Remanufacturing is not the same as simply reusing or recycling materials. It is the industrial process of taking used products and restoring them to “like-new” with a performance warranty. The industrial vehicle producer Caterpillar is considered a world leader in remanufacturing technologies.    


Writing exclusively for MRW, Spelman, left, says Whitehall should remove barriers restricting growth. She believes a clear legal definition of remanufacturing would improve confidence amongst producers and consumers and allow products to obtain legal protection through certification schemes. 

This would also assist other industries, including textiles and Waste Electrical and Electronic Equipment (WEEE) recycling, in clarifying whether the upcycling or repurposing of pre-consumer textiles can be classified as part of the remanufacturing industry. This would reduce confusion about its potential, Spelman said.

There is also concern that remanufactured products are included in the official ‘Current Guidance on Legal Definition of Waste’. This legislation deems remanufactured products as waste and is said to be discouraging companies from taking part in the industry.  

UK remanufacturing is currently valued at £2.4bn but could increase to £5.6bn given the right settings, Spelman said.

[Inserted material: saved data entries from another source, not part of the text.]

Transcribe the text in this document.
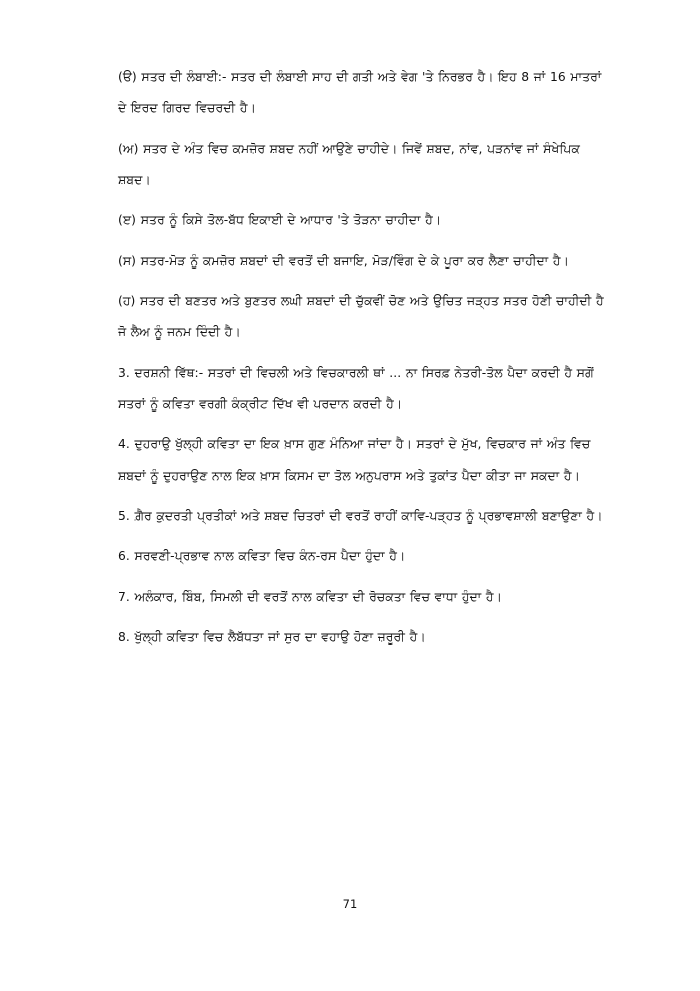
(ੳ) ਸਤਰ ਦੀ ਲੰਬਾਈ:- ਸਤਰ ਦੀ ਲੰਬਾਈ ਸਾਹ ਦੀ ਗਤੀ ਅਤੇ ਵੇਗ 'ਤੇ ਨਿਰਭਰ ਹੈ। ਇਹ 8 ਜਾਂ 16 ਮਾਤਰਾਂ ਦੇ ਇਰਦ ਗਿਰਦ ਵਿਚਰਦੀ ਹੈ।

(ਅ) ਸਤਰ ਦੇ ਅੰਤ ਵਿਚ ਕਮਜ਼ੋਰ ਸ਼ਬਦ ਨਹੀਂ ਆਉਣੇ ਚਾਹੀਦੇ। ਜਿਵੇਂ ਸ਼ਬਦ, ਨਾਂਵ, ਪੜਨਾਂਵ ਜਾਂ ਸੰਖੇਪਿਕ ਸ਼ਬਦ।

(ੲ) ਸਤਰ ਨੂੰ ਕਿਸੇ ਤੋਲ-ਬੱਧ ਇਕਾਈ ਦੇ ਆਧਾਰ 'ਤੇ ਤੋੜਨਾ ਚਾਹੀਦਾ ਹੈ।

(ਸ) ਸਤਰ-ਮੋੜ ਨੂੰ ਕਮਜ਼ੋਰ ਸ਼ਬਦਾਂ ਦੀ ਵਰਤੋਂ ਦੀ ਬਜਾਇ, ਮੋੜ/ਵਿੰਗ ਦੇ ਕੇ ਪੂਰਾ ਕਰ ਲੈਣਾ ਚਾਹੀਦਾ ਹੈ।

(ਹ) ਸਤਰ ਦੀ ਬਣਤਰ ਅਤੇ ਬੁਣਤਰ ਲਘੀ ਸ਼ਬਦਾਂ ਦੀ ਚੁੱਕਵੀਂ ਚੋਣ ਅਤੇ ਉਚਿਤ ਜੜ੍ਹਤ ਸਤਰ ਹੋਣੀ ਚਾਹੀਦੀ ਹੈ ਜੋ ਲੈਅ ਨੂੰ ਜਨਮ ਦਿੰਦੀ ਹੈ।

3. ਦਰਸ਼ਨੀ ਵਿੱਥ:- ਸਤਰਾਂ ਦੀ ਵਿਚਲੀ ਅਤੇ ਵਿਚਕਾਰਲੀ ਥਾਂ ... ਨਾ ਸਿਰਫ਼ ਨੇਤਰੀ-ਤੋਲ ਪੈਦਾ ਕਰਦੀ ਹੈ ਸਗੋਂ ਸਤਰਾਂ ਨੂੰ ਕਵਿਤਾ ਵਰਗੀ ਕੰਕ੍ਰੀਟ ਦਿੱਖ ਵੀ ਪਰਦਾਨ ਕਰਦੀ ਹੈ।

4. ਦੁਹਰਾਉ ਖੁੱਲ੍ਹੀ ਕਵਿਤਾ ਦਾ ਇਕ ਖ਼ਾਸ ਗੁਣ ਮੰਨਿਆ ਜਾਂਦਾ ਹੈ। ਸਤਰਾਂ ਦੇ ਮੁੱਖ, ਵਿਚਕਾਰ ਜਾਂ ਅੰਤ ਵਿਚ ਸ਼ਬਦਾਂ ਨੂੰ ਦੁਹਰਾਉਣ ਨਾਲ ਇਕ ਖ਼ਾਸ ਕਿਸਮ ਦਾ ਤੋਲ ਅਨੁਪਰਾਸ ਅਤੇ ਤੁਕਾਂਤ ਪੈਦਾ ਕੀਤਾ ਜਾ ਸਕਦਾ ਹੈ।

5. ਗ਼ੈਰ ਕੁਦਰਤੀ ਪ੍ਰਤੀਕਾਂ ਅਤੇ ਸ਼ਬਦ ਚਿਤਰਾਂ ਦੀ ਵਰਤੋਂ ਰਾਹੀਂ ਕਾਵਿ-ਪੜ੍ਹਤ ਨੂੰ ਪ੍ਰਭਾਵਸ਼ਾਲੀ ਬਣਾਉਣਾ ਹੈ।

6. ਸਰਵਣੀ-ਪ੍ਰਭਾਵ ਨਾਲ ਕਵਿਤਾ ਵਿਚ ਕੰਨ-ਰਸ ਪੈਦਾ ਹੁੰਦਾ ਹੈ।

7. ਅਲੰਕਾਰ, ਬਿੰਬ, ਸਿਮਲੀ ਦੀ ਵਰਤੋਂ ਨਾਲ ਕਵਿਤਾ ਦੀ ਰੋਚਕਤਾ ਵਿਚ ਵਾਧਾ ਹੁੰਦਾ ਹੈ।

8. ਖੁੱਲ੍ਹੀ ਕਵਿਤਾ ਵਿਚ ਲੈਬੱਧਤਾ ਜਾਂ ਸੁਰ ਦਾ ਵਹਾਉ ਹੋਣਾ ਜ਼ਰੂਰੀ ਹੈ।

71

The industry was 20 years behind the US remanufacturing sector, which is estimated to be worth $43bn (£26bn) and employs 180,000 workers, she added.

Spelman stated: “The economic and environmental values of remanufacturing need to be recognised and the UK cannot be afraid to innovate and develop the sector. Only by recognising the potential of remanufacturing in the UK and tackling the many barriers which continue to prevail, can the UK move towards a more circular economy.”   

Spelman is currently co-chairing a Parliamentary inquiry with Labour MP Barry Sheerman that is investigating the opportunities for growth in remanufacturing.